An international Jewish human-rights organization is once again calling out Amazon for purported Nazi-related content.
The Simon Wiesenthal Center blasted Amazon for "monetizing Nazi and Neo-Nazi paraphernalia" on its website in a Thursday blog post. According to the post, the SWC reached out to the e-commerce giant via email on Wednesday requesting the company "immediately put in place systems that will end the monetization of hateful products."
The human-rights organization said Amazon allowed various businesses to market and sell items associated with neo-Nazis, including swastika necklaces and face masks. They included screenshots of some of these items in a letter to Amazon.
Though Amazon has since removed several of the items, there are still similar items listed for sale on the retailer's site, the tech-news outlet Gizmodo reported.
"Amazon is the nation's go-to online store for every imaginable product," Rabbi Abraham Cooper, the associate dean and director of global social action at the SWC, said in a statement.
"In an era when 63% of all religious-based hate crimes in America target America's Jews—2.4% of the US population, at a time when Blacks are again the number one target of race-based hate crimes, Amazon should not be using its business model to market hateful symbols and neo-Nazi paraphernalia," Cooper continued.
Cooper went on to note a letter the SWC sent to Amazon in 2022 for featuring 30 films the organization deemed as Nazi propaganda on Amazon Prime.

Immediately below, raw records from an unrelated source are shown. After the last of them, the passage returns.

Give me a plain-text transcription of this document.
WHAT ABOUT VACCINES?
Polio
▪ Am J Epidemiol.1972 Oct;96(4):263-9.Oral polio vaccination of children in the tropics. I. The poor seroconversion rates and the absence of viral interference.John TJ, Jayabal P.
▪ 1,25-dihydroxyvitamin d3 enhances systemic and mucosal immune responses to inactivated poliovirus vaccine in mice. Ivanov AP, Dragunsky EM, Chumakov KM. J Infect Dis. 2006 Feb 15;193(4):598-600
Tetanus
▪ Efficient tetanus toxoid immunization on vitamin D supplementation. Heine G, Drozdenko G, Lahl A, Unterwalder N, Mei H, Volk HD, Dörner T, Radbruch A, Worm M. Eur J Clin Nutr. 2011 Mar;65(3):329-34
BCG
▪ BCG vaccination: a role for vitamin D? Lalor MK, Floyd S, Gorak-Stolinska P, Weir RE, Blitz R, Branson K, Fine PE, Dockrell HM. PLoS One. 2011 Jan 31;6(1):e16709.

It wasn't the first time consumers have slammed the tech giant for reportedly carrying antisemitic items. In 2019, Amazon removed Christmas ornaments featuring the Nazi concentration camp Auschwitz, according to a report from Insider.
"It's simply not acceptable for the biggest economic giant on the block to play games of Whac-A-Mole rather than fix things," Cooper said, according to Gizmodo.
Amazon didn't immediately respond to Insider's request for comment, but a representative directed the New York Post to the company's policy on "potentially offensive products."
"Our technology continuously scans all products listed for sale looking for text and images that we have determined violate our policies, and immediately removes them," the policy reads.
"The realm of potentially offensive products is nuanced and diverse, and we review thousands of products every day against our policies to ensure compliance."